(Write the content here) We will rewrite the given inequalities as equalities to create the lines that define the region. \( \begin{cases} 2x-y= 0\\ x-3y= 0\\ x= 0, y= 0\\ \end{cases}\)

Plot the lines obtained in step 1 on a coordinate plane. The lines are: \(y = 2x\) - a line with slope 2 and intercept (0, 0). \(y = \frac{1}{3}x\) - a line with slope 1/3 and intercept (0, 0). \(x = 0\) - the y-axis. \(y = 0\) - the x-axis.

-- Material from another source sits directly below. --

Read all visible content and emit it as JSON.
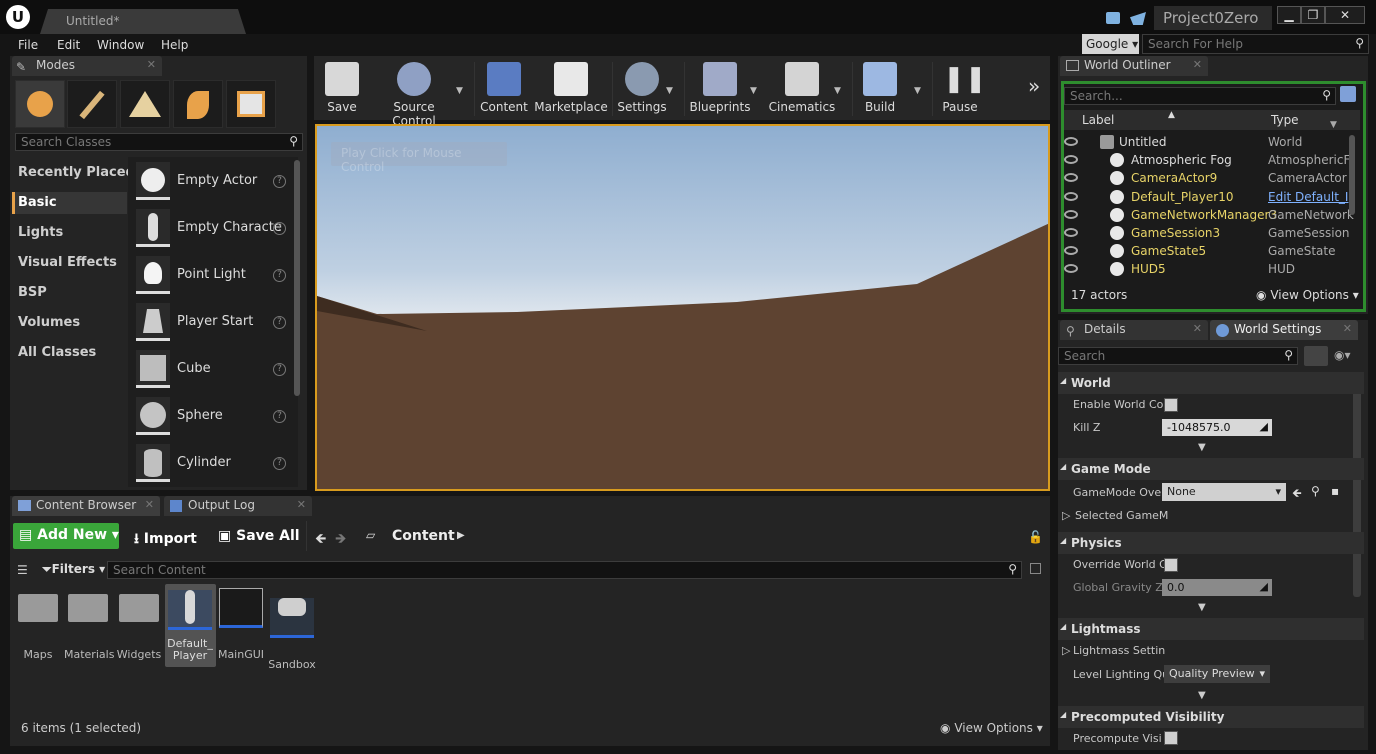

Now we need to determine which region in the plane satisfies all given inequalities: - For \(2x - y \geq 0\), choose a test point (1, 0). Since \(2(1) - 0 \geq 0\) is true, shade the region to the right of the line \(y = 2x\). - For \(x - 3y \leq 0\), choose a test point (0, 1). Since \(0 - 3(1) \leq 0\) is true, shade the region below the line \(y = \frac{1}{3}x\). - For \(x \geq 0\), shade all regions to the right of the y-axis. - For \(y \geq 0\), shade all regions above the x-axis. The region that satisfies all inequalities is the area in which all shaded regions overlap.

From the graph, it is evident that the region is bounded because it is enclosed on all sides, forming a triangle.

There are three corner points in this region which are intersections of the lines: 1. Intersection of y-axis and the line \(y = 2x\): \(x=0\), \(2(0)-y=0\), so the point is (0, 0). 2. Intersection of x-axis and the line \(y= \frac{1}{3}x\): \(y=0\), \(\frac{1}{3}(0)-y=0\), so the point is (0, 0). This is the same as point 1. 3. Intersection of the lines \(y=2x\) and \(y= \frac{1}{3}x\): \(2x= \frac{1}{3}x\), so \(x=0\) and (in both equations) \(y=0\). Therefore, corner point is (0, 0). In this specific case, there is only one corner point: (0, 0).